Friday night I saw the African movie Tsotsi - the film that won an Oscar in the category of foreign language films. It is the story of a young man who was raised in the hopelessness of South African poverty. A hard childhood left the Tsotsi with a heart of stone and he embarks on a life of crime, because it is the only thing he is good at.
However, his life is altered when he hijacks a car and discovers a baby in the backseat. He places the baby in a shopping bag and carries it back to his shack, wanting to protect it. Immediately he is attacked by a barrage of repressed and traumatized childhood memories and for the first time in his life he cares for something besides himself.

He sticks a gun in the face of a woman with a baby, demanding that she nurse this child, and as he cares for the baby - with the help of the woman, he begins to change. At the conclusion of the film, the audience sees a very different Tsotsi than we saw at the beginning. Now he has a new identity, even though he will pay for his crimes. It's a story of redemption.

In the midst of my identity crisis, I attended Broadway Baptist Church in Kansas City one morning. This church has a long history of using liturgical dance in worship. That morning, I heard the choir sing and a team of three dancers dance to a chorus titled "I Will Change Your Name." The words and the dance touched my heart. Hear the words:

I will change your name.
You shall no longer be called
wounded, outcast, lonely or afraid.
I will change your name.
Your new name shall be
Confidence, Joyfulness, Overcoming One.
Faithfulness, Friend of God, One who seeks my face.

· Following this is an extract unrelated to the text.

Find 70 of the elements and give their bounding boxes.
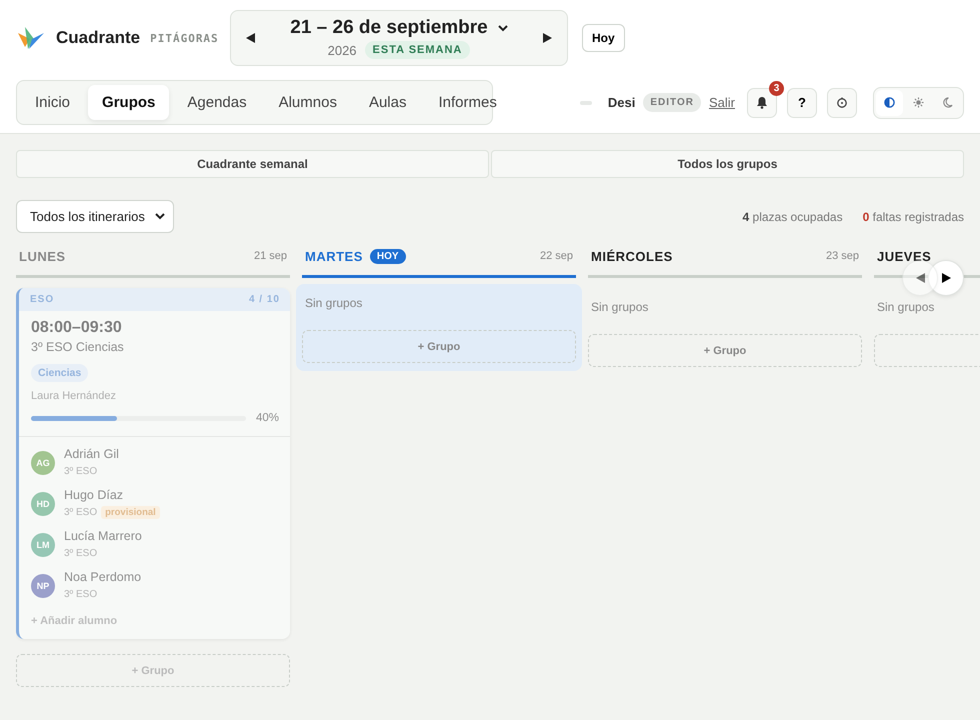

At that moment I "saw" Jesus. I experienced an identity change - along with a new name and new potential for growth. God changes people on a daily basis like the change that came to me that morning, the changes that came to Jesus' disciples, and the changes that came to the fictional character Tsotsi. God is in the business of changing people so that we can become who God wants us to be. Thanks be to God!